Luke Commission and the Cycle of Swaziland’s Poverty: A Day in the Life
There is a poverty in Swaziland that is difficult to describe and it is a poverty unlike I have seen anywhere else in Africa. It is largely rural, pastoral and dots the countryside of a thousand hills. Today, I was with The Luke Commission, a mobile hospital – some would call it a clinic – but they perform surgeries, are capable of X-Raying, setting broken bones, and today their surgical team did 40 circumcisions on young boys and adolescents. They did HIV/AIDS testing with 110 people. Nearly 35 staff and volunteers take over schools in the remote rural villages of this tiny Kingdom. Vans, trailers, and generators are set up by 8:00 am on clinic days. It is approaching 7:00 pm and we are still at it. We will probably start the two hour return trip to Manzini at about 9:00 pm. Alas, the full team did not make it home until 1:30.
We came along side our partners today and volunteered in their surgical unit, distributed hundreds of pairs of shoes to children in the school, interviewed a number of beneficiaries. By the end of this clinic day, the one volunteer doctor, the one physician’s assistant, the one medical student, the one occupational therapist, and two nurses will have seen nearly 700 villagers in the community of Lucaceni. People walked miles to get here and everyone of them will be seen by the doctor and his staff. They get eyeglasses and wheel chairs for the disabled. Medicines and appropriate antibiotics are dispensed.
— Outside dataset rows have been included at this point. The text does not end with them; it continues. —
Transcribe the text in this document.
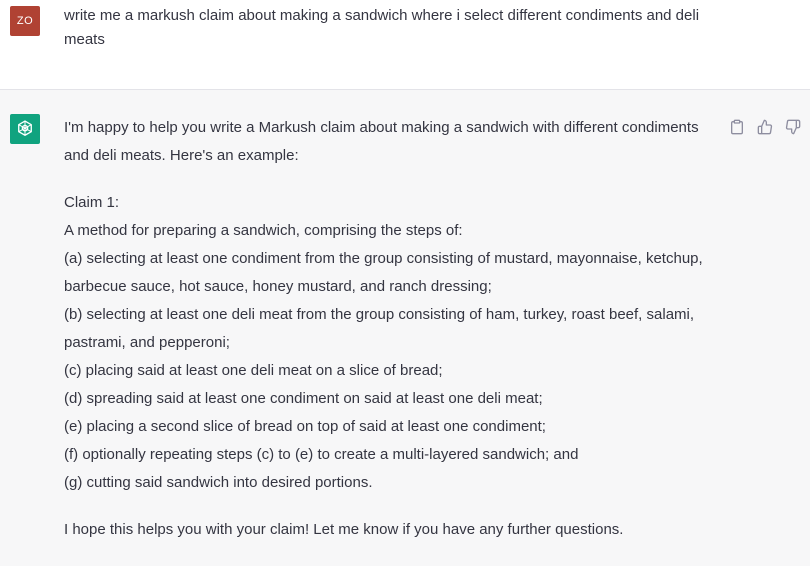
ZO	write me a markush claim about making a sandwich where i select different condiments and deli meats

I'm happy to help you write a Markush claim about making a sandwich with different condiments and deli meats. Here's an example:

Claim 1:

A method for preparing a sandwich, comprising the steps of:

(a) selecting at least one condiment from the group consisting of mustard, mayonnaise, ketchup, barbecue sauce, hot sauce, honey mustard, and ranch dressing;

(b) selecting at least one deli meat from the group consisting of ham, turkey, roast beef, salami, pastrami, and pepperoni;

(c) placing said at least one deli meat on a slice of bread;

(d) spreading said at least one condiment on said at least one deli meat;

(e) placing a second slice of bread on top of said at least one condiment;

(f) optionally repeating steps (c) to (e) to create a multi-layered sandwich; and

(g) cutting said sandwich into desired portions.

I hope this helps you with your claim! Let me know if you have any further questions.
Today, as each child approached us for the sizing of their free shoes – I looked into their eyes and held their feet to guess or estimate the size of their promised foot ware. There was excitement, apprehension, and ultimately a smile when the right shoe was delivered into their hands. During this exercise – I could not think of anything I would rather be doing than this act of preparing shoes for the feet of Swaziland’s future. These children will walk, they will climb, they will travel great distances for education, water, and for food. They are caught in a cross-generational poverty trap that delivers the harsh realities of disease and starvation. Swaziland is the country with the highest HIV/AIDS prevalence rate. It is a country of 935,000 people with over 200,000 orphans. Poverty is no stranger to Swaziland, but the devastating consequences of the AIDS virus has broken the back of this docile and peaceful country. It struggles to move from a nation of grief to a nation of hope.
The experience is remote – separated not only by distance, but by culture and the complexity of extreme poverty. We do not understand it and we cannot empathize with their experience because there are so few touch points that compare to our own experience. That is the challenge for those of us working in poverty eradication. The bridge between those who live on the margins and those that live in affluence is fragile. But today, I saw the VanderWals, the Tuinstres, the Schmelzenbachs and the nurses – Rebecca Sartori and Melody Miller and the Swazi staff cross that bridge. Each of them come along side a community in need of medical support, educational services, and the basics like shoes for the feet of hundreds of children trapped in poverty. The Luke Commission moves out in faith, they are defined by faith and they are a living faith to those who benefit from their mission. A day in the life of the Luke Commission is a day I will never forget.